For the most part, a random survey of merchants in Old Town revealed brisk sales on Black Friday and over the weekend.
Sales were substantially up over last year, said Mary Helen Murray, store manager of Jos. A. Bank on S.Washington Street. When we opened at 7 a.m. on Friday, people were already waiting outside the door, which I found unusual for Old Town.
Merchants on upper and lower King Street also tracked heavy buying among holiday consumers, with clothing, artwork and even shotguns flying off the shelves. It was a madhouse here, said Michael W. Zarlenga, owner of the Trophy Room, which is liquidating in advance of its year-end closing. We did over $51,000 in sales over three days, which was as much business as we did during all of November last year.
The hottest sellers, which were marked down up to 40 percent, included Barbour clothing, pocket knives and 12-gauge shotguns, which were being sold from a Beretta outlet store just opened on the second floor. Clothing in general sells well during the holiday season, Zarlenga said. On Dec. 4, our discounts increase to as much as 60 percent to liquidate our entire inventory.

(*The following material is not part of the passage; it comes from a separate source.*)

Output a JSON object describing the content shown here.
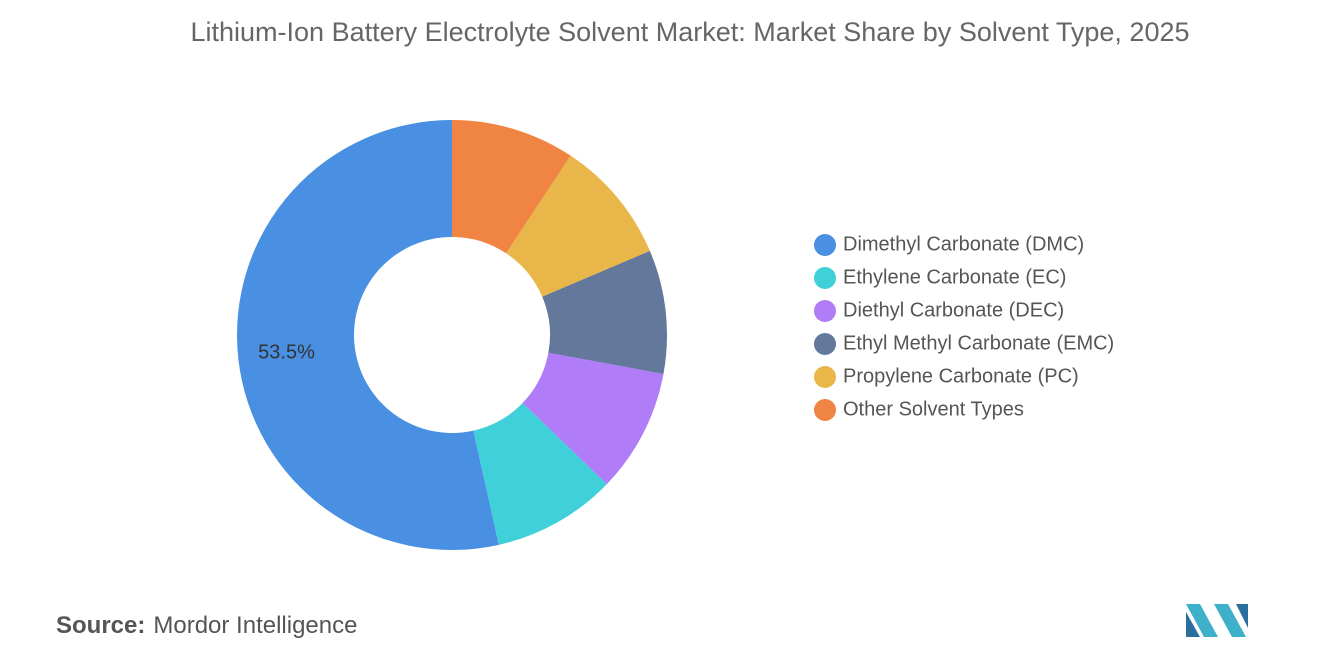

Retailers credited cool temperatures and heavy advertising by the Alexandria Convention and Visitors Association in drawing thousands of out-of-area shoppers to the historic district. We had no sale pricing but we still did great business, said Alice Delaney, assistant manager of the Paper Source at 118 King Street. We definitely did better than last year.
Next door at Decorium, joyous holiday music put consumers into a buying mode. It was wall-to-wall people all day, recalled Vivien M. Bacon, the stores manager. Decoriums owner Jeff Albert estimated that the store had at least a thousand more shoppers than the same time last year. It was a great weekend, he said. Driving sales were 20-percent across-the-board discounts, on everything from furniture to tins of emergency chocolate, undoubtedly fuel for the harried shopper. In a bid to collect customer information, Decorium also raffled off a $1,000 gift card, which was won by shopper Eileen Powell of Alexandria.
However, not all was rosy for some Old Town merchants. A Likely Story, the childrens book store at 1555 King Street, sent out e-mails Wednesday announcing the 23-year-old landmark bookseller was closing, effective that day. Owner Dinah Paul did not return e-mails requesting comment, but a sign posted on the door read: Like any great story, ours has come to an end. After 23 years, we have closed our doors for the last time. We greatly thank you for your patronage and the wonderful memories … You have made our two decades plus in business as magical as any story weve had on our shelves.
Kate Schlabach, owner of the Why Not? shop, reported flat sales over last year on the stores whimsical toys and and infant clothing. We try not to have what the big box stores carry, but still stay competitive with our prices, she said. Id just like to know how they get people to work at 4 a.m. Its hard enough to find people to work 10-6.
Some retailers took it upon themselves to spruce up sidewalks to attract holiday shoppers. Merchants in the 1100 block of King Street, led by John Brown of J. Brown & Co., collectively spent $7,000 to purchase and install huge planters and adorn lamposts with festive ribbons and ornaments. People commented like crazy how great this block looked, said Joseph M. Egerton, owner of Arts Afire at 1117 King Street. We were up 30 percent over last year. Anything and everything went.